A heart built before the first breath
Congenital heart disease simply means a heart that formed differently before birth. Congenital is the medical word for “present from birth” — it does not mean inherited, and it usually does not mean anyone did anything wrong. The heart is one of the first organs to form, and by about eight weeks of pregnancy its four chambers, four valves, and two great arteries are essentially complete. With that much intricate plumbing assembled so early, it is no surprise that small variations happen. About 8 in every 1,000 babies are born with some form of heart difference.

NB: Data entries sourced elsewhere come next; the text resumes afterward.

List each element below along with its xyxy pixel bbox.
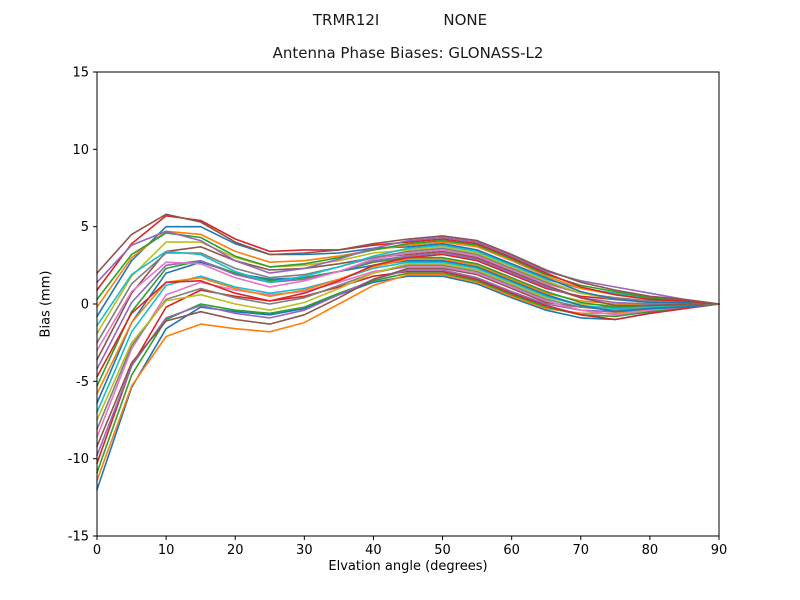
x-tick-label: 50 [434, 543, 451, 558]
x-tick-label: 70 [573, 543, 590, 558]
series-line [96, 225, 720, 318]
series-line [96, 273, 720, 482]
series-line [96, 259, 720, 404]
x-tick-label: 60 [503, 543, 520, 558]
x-tick-label: 40 [365, 543, 382, 558]
chart-title: Antenna Phase Biases: GLONASS-L2 [272, 44, 544, 62]
figure-suptitle: TRMR12I NONE [0, 11, 800, 29]
y-tick-label: -10 [68, 452, 89, 467]
x-axis-label: Elvation angle (degrees) [328, 559, 488, 574]
y-tick-label: 10 [72, 143, 89, 158]
series-line [96, 261, 720, 414]
y-tick-label: -15 [68, 530, 89, 545]
x-tick-label: 20 [227, 543, 244, 558]
series-line [96, 272, 720, 474]
x-tick-label: 80 [642, 543, 659, 558]
series-line [96, 213, 720, 305]
series-line [96, 269, 720, 457]
y-axis-label: Bias (mm) [38, 270, 54, 338]
series-line [96, 215, 720, 305]
series-line [96, 230, 720, 305]
y-tick-label: 15 [72, 66, 89, 81]
series-line [96, 270, 720, 465]
series-line [96, 252, 720, 370]
x-tick-label: 0 [93, 543, 101, 558]
radome-type-label: NONE [443, 11, 488, 29]
series-line [96, 264, 720, 431]
x-tick-label: 10 [158, 543, 175, 558]
y-tick-label: 0 [81, 298, 89, 313]
series-line [96, 246, 720, 361]
series-line [96, 258, 720, 395]
antenna-type-label: TRMR12I [312, 11, 380, 29]
y-tick-label: 5 [81, 220, 89, 235]
series-line [96, 232, 720, 305]
series-line [96, 244, 720, 327]
x-tick-label: 30 [296, 543, 313, 558]
y-tick-label: -5 [76, 375, 89, 390]
series-line [96, 266, 720, 438]
series-line [96, 247, 720, 344]
x-tick-label: 90 [711, 543, 728, 558]
series-line [96, 262, 720, 421]
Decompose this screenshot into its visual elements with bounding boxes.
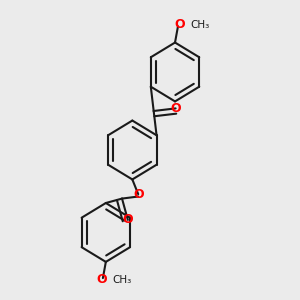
- Text: CH₃: CH₃: [112, 274, 132, 285]
- Text: O: O: [133, 188, 143, 201]
- Text: O: O: [96, 273, 107, 286]
- Text: CH₃: CH₃: [190, 20, 210, 30]
- Text: O: O: [174, 18, 185, 32]
- Text: O: O: [122, 213, 133, 226]
- Text: O: O: [170, 102, 181, 115]
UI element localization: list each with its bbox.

To understand what can go differently, picture the normal adult heart as two pumps side by side. The right pump sends blue, oxygen-poor blood to the lungs; the left pump sends red, oxygen-rich blood to the body. This is the systemic versus pulmonary circulation split, and the key rule is that the two loops are kept separate. Blue blood and red blood never mix in a healthy heart. Almost every congenital lesion is, at heart, a story about that separation being broken, narrowed, or wired in the wrong order.
Why the womb is different
Before birth, the lungs are full of fluid and do no breathing, so the fetal circulation is built to bypass them. Oxygen comes from the placenta, and two natural shortcuts let blood skip the lungs: a flap-hole between the upper chambers and a small connecting vessel between the aorta and the lung artery. These are normal and necessary in the womb. After the first breaths, the lungs open, pressures shift, and both shortcuts are meant to close on their own.

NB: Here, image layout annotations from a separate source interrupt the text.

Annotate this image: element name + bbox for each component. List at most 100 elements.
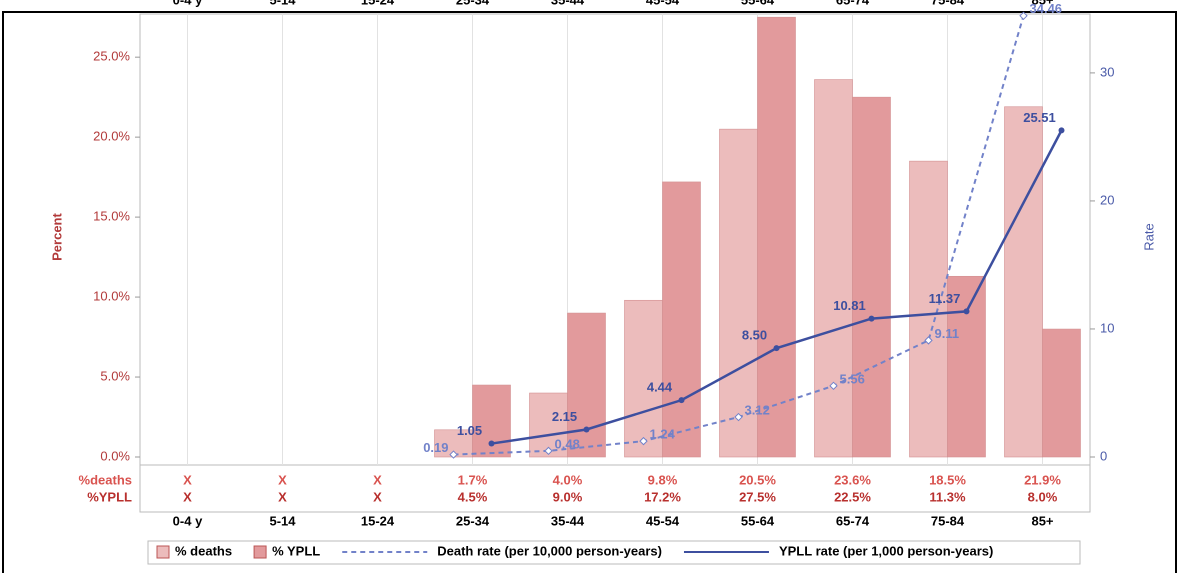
table-cell: X [373, 472, 382, 487]
y-tick-label: 15.0% [93, 209, 130, 224]
table-row-label: %YPLL [87, 489, 132, 504]
x-tick-label-top: 85+ [1031, 0, 1053, 7]
legend-swatch [156, 545, 170, 559]
bar [662, 181, 701, 458]
data-label: 25.51 [1023, 110, 1056, 125]
point [1019, 11, 1028, 20]
data-label: 9.11 [935, 326, 960, 341]
point [773, 345, 780, 352]
point [449, 450, 458, 459]
data-label: 4.44 [647, 380, 673, 395]
table-cell: 20.5% [739, 472, 776, 487]
x-tick-label: 0-4 y [173, 513, 203, 528]
y-tick-label: 10.0% [93, 289, 130, 304]
table-row-label: %deaths [79, 472, 132, 487]
table-cell: X [373, 489, 382, 504]
point [868, 315, 875, 322]
point [829, 381, 838, 391]
table-cell: X [183, 489, 192, 504]
table-cell: 4.5% [458, 489, 488, 504]
point [678, 397, 685, 404]
legend-swatch [253, 545, 267, 559]
data-label: 11.37 [929, 291, 961, 306]
table-cell: 9.0% [553, 489, 583, 504]
point [583, 426, 590, 433]
point [488, 440, 495, 447]
table-cell: 18.5% [929, 472, 966, 487]
x-tick-label-top: 15-24 [361, 0, 395, 7]
bar [852, 96, 891, 458]
point [544, 446, 553, 456]
table-cell: 23.6% [834, 472, 871, 487]
plot-area [139, 13, 1091, 513]
bar [947, 275, 986, 458]
table-cell: 11.3% [929, 489, 966, 504]
legend-label: % YPLL [272, 543, 320, 558]
x-tick-label-top: 35-44 [551, 0, 585, 7]
bar [814, 79, 853, 458]
x-tick-label-top: 0-4 y [173, 0, 203, 7]
bar [1042, 328, 1081, 458]
x-tick-label: 55-64 [741, 513, 775, 528]
x-tick-label-top: 5-14 [269, 0, 296, 7]
bar [529, 392, 568, 458]
data-label: 1.05 [457, 423, 482, 438]
data-label: 5.56 [840, 371, 865, 386]
data-label: 34.46 [1030, 1, 1063, 16]
bar [909, 160, 948, 458]
x-tick-label: 25-34 [456, 513, 490, 528]
y-tick-label: 0.0% [100, 448, 130, 463]
frame [2, 11, 1177, 573]
legend-box [147, 540, 1081, 565]
x-tick-label-top: 75-84 [931, 0, 965, 7]
bar [1004, 106, 1043, 458]
y2-tick-label: 0 [1100, 448, 1107, 463]
x-tick-label: 5-14 [269, 513, 296, 528]
x-tick-label-top: 25-34 [456, 0, 490, 7]
y2-tick-label: 30 [1100, 64, 1114, 79]
table-cell: 27.5% [739, 489, 776, 504]
y-tick-label: 20.0% [93, 129, 130, 144]
legend-label: YPLL rate (per 1,000 person-years) [779, 543, 993, 558]
x-tick-label-top: 65-74 [836, 0, 870, 7]
x-tick-label-top: 45-54 [646, 0, 680, 7]
point [924, 336, 933, 345]
table-cell: X [183, 472, 192, 487]
table-cell: X [278, 472, 287, 487]
data-label: 8.50 [742, 328, 767, 343]
x-tick-label: 35-44 [551, 513, 585, 528]
x-tick-label: 75-84 [931, 513, 965, 528]
x-tick-label: 45-54 [646, 513, 680, 528]
table-cell: 17.2% [644, 489, 681, 504]
bar [567, 312, 606, 458]
table-cell: 4.0% [553, 472, 583, 487]
data-label: 3.12 [745, 402, 770, 417]
data-label: 2.15 [552, 409, 577, 424]
x-tick-label: 65-74 [836, 513, 870, 528]
table-cell: 22.5% [834, 489, 871, 504]
point [963, 308, 970, 315]
bar [757, 16, 796, 458]
table-cell: 1.7% [458, 472, 488, 487]
data-label: 0.19 [423, 440, 448, 455]
y-axis-title: Percent [49, 212, 64, 260]
point [734, 412, 743, 422]
y-tick-label: 25.0% [93, 49, 130, 64]
y2-tick-label: 20 [1100, 192, 1114, 207]
y-tick-label: 5.0% [100, 368, 130, 383]
x-tick-label: 15-24 [361, 513, 395, 528]
data-label: 10.81 [833, 298, 866, 313]
data-label: 0.48 [555, 436, 580, 451]
data-label: 1.24 [650, 427, 676, 442]
y2-axis-title: Rate [1141, 223, 1156, 250]
x-tick-label: 85+ [1031, 513, 1053, 528]
x-tick-label-top: 55-64 [741, 0, 775, 7]
table-cell: X [278, 489, 287, 504]
point [1058, 127, 1065, 134]
point [639, 436, 648, 446]
table-cell: 21.9% [1024, 472, 1061, 487]
legend-label: Death rate (per 10,000 person-years) [437, 543, 662, 558]
legend-label: % deaths [175, 543, 232, 558]
table-cell: 8.0% [1028, 489, 1058, 504]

The one question that organizes everything: pink or blue?
Doctors sort congenital lesions first by colour. If oxygen-poor blue blood reaches the body, the skin and lips take on a dusky blue tint called cyanosis. Lesions that cause this are grouped as cyanotic heart disease. Lesions where the body still receives fully red blood — even if blood is leaking the “wrong” way inside the heart — are acyanotic heart disease. This single split tells you a great deal about how urgent a problem is and which way blood is flowing.

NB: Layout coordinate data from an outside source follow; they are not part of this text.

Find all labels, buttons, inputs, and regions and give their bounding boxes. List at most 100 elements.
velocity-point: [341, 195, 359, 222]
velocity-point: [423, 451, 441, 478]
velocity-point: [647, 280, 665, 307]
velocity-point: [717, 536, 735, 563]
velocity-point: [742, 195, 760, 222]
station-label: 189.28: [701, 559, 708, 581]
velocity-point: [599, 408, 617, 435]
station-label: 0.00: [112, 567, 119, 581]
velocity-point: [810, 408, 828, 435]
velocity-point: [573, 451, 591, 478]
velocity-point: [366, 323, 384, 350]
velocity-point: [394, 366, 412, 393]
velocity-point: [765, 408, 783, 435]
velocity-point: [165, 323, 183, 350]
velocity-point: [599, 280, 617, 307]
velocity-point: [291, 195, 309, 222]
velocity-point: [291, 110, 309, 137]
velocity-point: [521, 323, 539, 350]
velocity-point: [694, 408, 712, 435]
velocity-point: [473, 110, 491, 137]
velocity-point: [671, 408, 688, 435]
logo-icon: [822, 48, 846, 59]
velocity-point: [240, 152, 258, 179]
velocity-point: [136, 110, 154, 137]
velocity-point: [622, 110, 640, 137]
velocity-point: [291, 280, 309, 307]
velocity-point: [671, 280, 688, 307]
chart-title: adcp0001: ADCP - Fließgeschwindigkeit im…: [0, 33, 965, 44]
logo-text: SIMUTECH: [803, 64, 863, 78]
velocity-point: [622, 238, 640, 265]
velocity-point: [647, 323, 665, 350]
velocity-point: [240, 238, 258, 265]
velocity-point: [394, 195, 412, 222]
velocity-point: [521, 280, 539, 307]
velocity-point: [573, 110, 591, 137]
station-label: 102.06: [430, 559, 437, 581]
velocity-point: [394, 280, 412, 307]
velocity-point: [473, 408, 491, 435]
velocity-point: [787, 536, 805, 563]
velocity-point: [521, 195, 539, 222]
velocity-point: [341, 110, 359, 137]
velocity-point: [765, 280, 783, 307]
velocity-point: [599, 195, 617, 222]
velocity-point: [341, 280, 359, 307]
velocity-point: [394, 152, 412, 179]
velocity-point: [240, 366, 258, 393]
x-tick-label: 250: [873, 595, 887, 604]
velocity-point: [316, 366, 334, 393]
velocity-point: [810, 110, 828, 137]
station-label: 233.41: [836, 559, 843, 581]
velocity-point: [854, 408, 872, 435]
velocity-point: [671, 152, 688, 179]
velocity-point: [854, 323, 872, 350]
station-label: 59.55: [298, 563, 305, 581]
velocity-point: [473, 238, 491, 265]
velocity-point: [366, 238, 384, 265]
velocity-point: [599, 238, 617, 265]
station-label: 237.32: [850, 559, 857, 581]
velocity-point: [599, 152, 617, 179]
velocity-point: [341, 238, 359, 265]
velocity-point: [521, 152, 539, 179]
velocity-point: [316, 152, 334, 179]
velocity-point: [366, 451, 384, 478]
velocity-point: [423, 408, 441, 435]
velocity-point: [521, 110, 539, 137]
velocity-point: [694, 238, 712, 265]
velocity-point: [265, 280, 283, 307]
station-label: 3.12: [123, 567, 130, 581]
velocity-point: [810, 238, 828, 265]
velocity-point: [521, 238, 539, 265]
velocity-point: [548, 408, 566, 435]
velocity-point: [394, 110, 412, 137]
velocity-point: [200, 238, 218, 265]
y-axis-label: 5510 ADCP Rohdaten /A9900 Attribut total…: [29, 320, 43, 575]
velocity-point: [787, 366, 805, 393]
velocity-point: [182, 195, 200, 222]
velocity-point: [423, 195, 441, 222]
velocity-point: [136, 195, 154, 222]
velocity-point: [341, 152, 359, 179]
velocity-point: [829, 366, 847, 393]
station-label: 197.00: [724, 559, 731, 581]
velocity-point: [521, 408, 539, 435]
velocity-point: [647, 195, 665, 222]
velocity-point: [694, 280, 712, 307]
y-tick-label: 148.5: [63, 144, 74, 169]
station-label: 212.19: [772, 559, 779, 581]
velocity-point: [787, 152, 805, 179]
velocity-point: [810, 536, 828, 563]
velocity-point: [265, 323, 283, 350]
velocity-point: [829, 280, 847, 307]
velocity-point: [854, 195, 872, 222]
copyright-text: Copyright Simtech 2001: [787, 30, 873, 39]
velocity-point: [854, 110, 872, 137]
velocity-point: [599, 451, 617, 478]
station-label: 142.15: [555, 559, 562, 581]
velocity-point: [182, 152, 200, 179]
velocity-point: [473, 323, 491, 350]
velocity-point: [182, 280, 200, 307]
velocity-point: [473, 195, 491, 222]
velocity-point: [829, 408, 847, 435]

The mechanism behind the colour is the shunt — an abnormal connection that lets blood cross between the two loops. When the higher-pressure left side pushes red blood back over to the right (a left-to-right shunt), the body still gets red blood, so the child stays pink: acyanotic, but the lungs get flooded over time. When blue blood crosses to the left and out to the body, the child turns blue: cyanotic. Holding on to “which way does the blood cross, and what colour reaches the body?” will carry you through almost every diagnosis in this track.